Cego por uma noite
Acordamos cedo para trabalhar ou estudar. Ansiamos pelos momentos de descanso, pelos intervalos, pelas pausas para café… Momentos esses que são sempre demasiado curtos. Esperamos pela hora de almoço, mas também passa a correr, e, quando damos por nós, já estamos a retomar o trabalho. A vida precipita-se, e acabamos sempre por não ter tempo para ler aquele livro, ir àquele museu ou dar a devida atenção aos amigos. Não temos tempo nem para as pequenas coisas, como admirar a lua ou as flores do jardim, algo bastante distinto de outras culturas, principalmente as mais antigas.
«num dia chuvoso de verão
ficarias feliz se te oferecessem
a face da lua?»
Matsuo Bashô em O eremita viajante [haikus – obra completa] (Assírio & Alvim, 2016), p. 57)
Matsuo Bashô era diferente, tal como seu país naquela época. Segundo Joaquim M. Palma, Bashô nasceu no Japão, em meados do século XII, no seio da família Matsuo*. O seu nome de nascença era Kinsaku, tendo sido alterado para Munefusa, posteriormente. Desde jovem que se interessava pela caligrafia e pela poesia, tendo começado a adotar pseudónimos, como Bashô, que em português significa «bananeira». Este pseudónimo foi adotado devido ao facto de um amigo lhe ter oferecido uma bananeira, que acabou por plantar junto da sua cabana.

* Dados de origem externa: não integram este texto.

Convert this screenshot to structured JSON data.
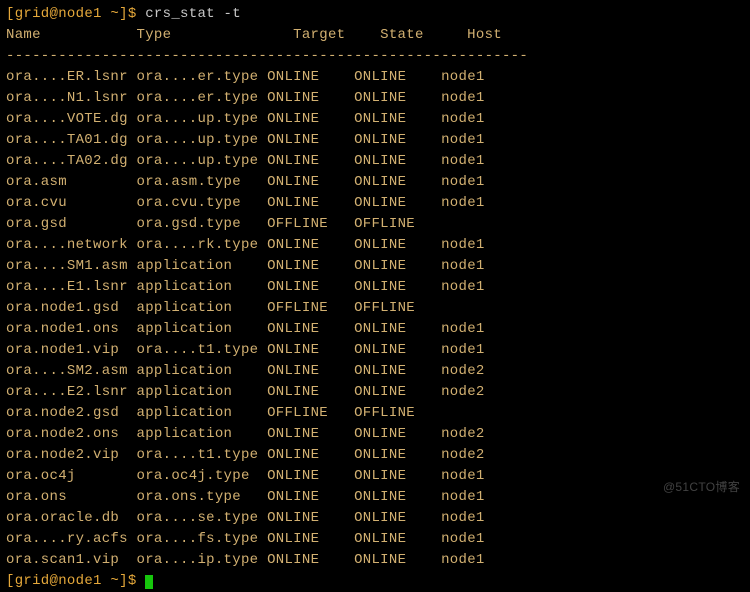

Bashô escrevia sobre coisas simples, como as flores, as aves, a lua… Apreciava aquilo que nós, ocidentais do século XXI não conseguimos apreciar. Mesmo que tentemos, é impossível aproximarmo-nos da natureza da mesma forma. Ele vivia com pouco, e tinha como principal preocupação ter um local para pernoitar e umas sandálias para calçar. Vivia despojado de bens materiais, aceitando doações daqueles que apreciavam o seu trabalho. Participava em várias tertúlias e chegava a oferecer alguns dos seus versos a amigos. Imaginar este cenário, atualmente, é praticamente impossível. Restam-nos apenas os livros, que nos contam a sua história, desde as viagens de Bashô aos seus poemas: os haikus.
*Segundo a norma japonesa, o apelido de família (Matsuo) vem antes do nome próprio (Bashô).
Haikus
Na obra O eremita viajante [haikus – obra completa], organizada por Joaquim M. Palma, é possível conhecer um pouco a vida de um dos maiores poetas japoneses. Foram recolhidas 1002 estrofes, escritas sob a forma de haiku, da autoria de Bashô, mas, devidamente contextualizadas. Na cultura ocidental, nomeadamente em Portugal, os haikus – poemas japoneses de três versos – são pouco conhecidos, comparando às grandes obras poéticas de autores como Luís Vaz de Camões ou Fernando Pessoa. O eremita viajante é introduzido pela história dos haikus, facilitando a compreensão do leitor. Esta escrita tem origem na língua chinesa, adotando as próprias normas até ao início do século XX.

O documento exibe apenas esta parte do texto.